For data teams to achieve this process including discovering new data and innovating on new business value obtained from that data, the data architecture needs to be flexible enough to handle both known and unknown data and analytics.The following case study illustrates this:
What are data-driven innovation examples? | Example case study
Let’s consider a marketing analyst who has an innovative idea for predicting customer churn. She has a new question that is going to require known and unknown data. The analyst does not know what data is available or where the new data might reside.
The analyst has an opportunity to impact his business with her innovative idea.
There are two scenarios:
The first scenario with a centralized approach leads the analyst into the cycle of doom, which you can read more about it, here.
We’ll focus on the second scenario where she can be independent and autonomous, failing fast, and iterate through unknown data and unknown questions in quadrant 4.
The analyst needs to discover and test new data quickly and securely:
- She doesn’t have time to wait for a migration or wait for a new traditional data pipeline
- She isn’t in a position to point to which data sets she needs
- She is in a true experimentation mode
This is where Starburst provides tremendous value creation allowing the analyst to experiment and innovate with speed, to create a competitive market advantage.
After a degree of experimentation, the analyst will generate known data that supports a known question.

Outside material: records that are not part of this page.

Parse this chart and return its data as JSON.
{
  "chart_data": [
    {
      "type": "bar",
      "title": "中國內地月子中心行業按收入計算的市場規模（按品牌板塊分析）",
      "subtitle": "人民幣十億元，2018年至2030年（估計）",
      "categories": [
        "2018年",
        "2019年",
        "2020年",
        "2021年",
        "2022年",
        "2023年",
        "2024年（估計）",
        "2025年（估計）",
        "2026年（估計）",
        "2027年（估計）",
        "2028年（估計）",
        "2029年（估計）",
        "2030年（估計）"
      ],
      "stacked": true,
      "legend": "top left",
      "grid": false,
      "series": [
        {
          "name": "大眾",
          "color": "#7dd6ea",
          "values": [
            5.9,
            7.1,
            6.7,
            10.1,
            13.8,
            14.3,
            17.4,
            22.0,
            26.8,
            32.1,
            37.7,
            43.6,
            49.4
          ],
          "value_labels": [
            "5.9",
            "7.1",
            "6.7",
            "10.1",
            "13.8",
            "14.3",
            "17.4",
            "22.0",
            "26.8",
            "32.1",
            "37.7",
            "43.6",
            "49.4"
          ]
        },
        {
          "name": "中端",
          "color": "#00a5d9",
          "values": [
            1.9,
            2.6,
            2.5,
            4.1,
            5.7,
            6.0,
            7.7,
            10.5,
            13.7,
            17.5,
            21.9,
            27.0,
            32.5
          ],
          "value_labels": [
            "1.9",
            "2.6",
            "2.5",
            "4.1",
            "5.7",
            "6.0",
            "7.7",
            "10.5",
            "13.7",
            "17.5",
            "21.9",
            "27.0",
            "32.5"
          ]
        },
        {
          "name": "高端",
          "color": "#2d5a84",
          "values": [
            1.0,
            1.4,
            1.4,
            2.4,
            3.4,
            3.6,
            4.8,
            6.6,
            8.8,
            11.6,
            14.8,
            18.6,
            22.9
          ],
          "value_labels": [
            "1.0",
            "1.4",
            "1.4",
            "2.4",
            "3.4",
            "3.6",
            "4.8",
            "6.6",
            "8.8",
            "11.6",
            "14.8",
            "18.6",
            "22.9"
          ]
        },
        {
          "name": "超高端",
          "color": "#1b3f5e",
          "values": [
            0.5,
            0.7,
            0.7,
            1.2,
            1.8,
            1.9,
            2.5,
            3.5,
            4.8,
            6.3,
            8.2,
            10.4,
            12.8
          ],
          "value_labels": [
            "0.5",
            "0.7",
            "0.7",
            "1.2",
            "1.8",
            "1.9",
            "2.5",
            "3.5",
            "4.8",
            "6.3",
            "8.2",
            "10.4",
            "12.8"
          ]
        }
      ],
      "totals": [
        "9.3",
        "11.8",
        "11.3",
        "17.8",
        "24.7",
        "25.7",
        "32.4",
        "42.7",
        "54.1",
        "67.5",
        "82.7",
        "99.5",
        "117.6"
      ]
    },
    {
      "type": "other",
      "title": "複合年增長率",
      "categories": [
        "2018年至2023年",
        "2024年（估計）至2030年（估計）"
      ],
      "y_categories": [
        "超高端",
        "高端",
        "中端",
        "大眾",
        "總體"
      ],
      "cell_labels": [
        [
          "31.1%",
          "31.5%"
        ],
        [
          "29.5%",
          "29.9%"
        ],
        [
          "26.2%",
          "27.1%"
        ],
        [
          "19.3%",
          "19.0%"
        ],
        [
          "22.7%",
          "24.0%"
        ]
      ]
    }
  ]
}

She will use this insight to improve customer churn analytics and others will be able to use this known data to answer their own known or unknown questions.
Enter the data product
To promote reuse, consistency and accountability for known data, organizations should move from quadrant 4 to quadrant 1 by creating a data product to make this data available to the rest of the organization.
From the example above, we see two obvious implementation approaches:
- Continue to use the dataset definition that the analyst has created and refresh that data in Starburst perhaps using a materialized view.
- Using the SQL dataset definition, invest in building and maintaining a pipeline to create this dataset into a cloud data warehouse — the legacy data stack.
This choice will be based on not only the value likely to be accrued from answering this question, but also the cost of the related operationalization effort. If the value accrued from this new insight is not considerably more than the cost of building and maintaining the dataset in an expensive cloud data warehouse, then the organization should use Starburst, otherwise we might consider the cloud data warehouse approach.
Innovation management: Explore more freely with Starburst
Data-based organizations need technologies and a methodology that enable business analysts to drive innovation to make value-based, near real-time decisions on how we operationalize new insights to build new products and services. These are the processes and capabilities that Starburst provides, which are incredibly powerful to support the well-being of organizations in our digital economy and perhaps nurture a new generation of entrepreneurship.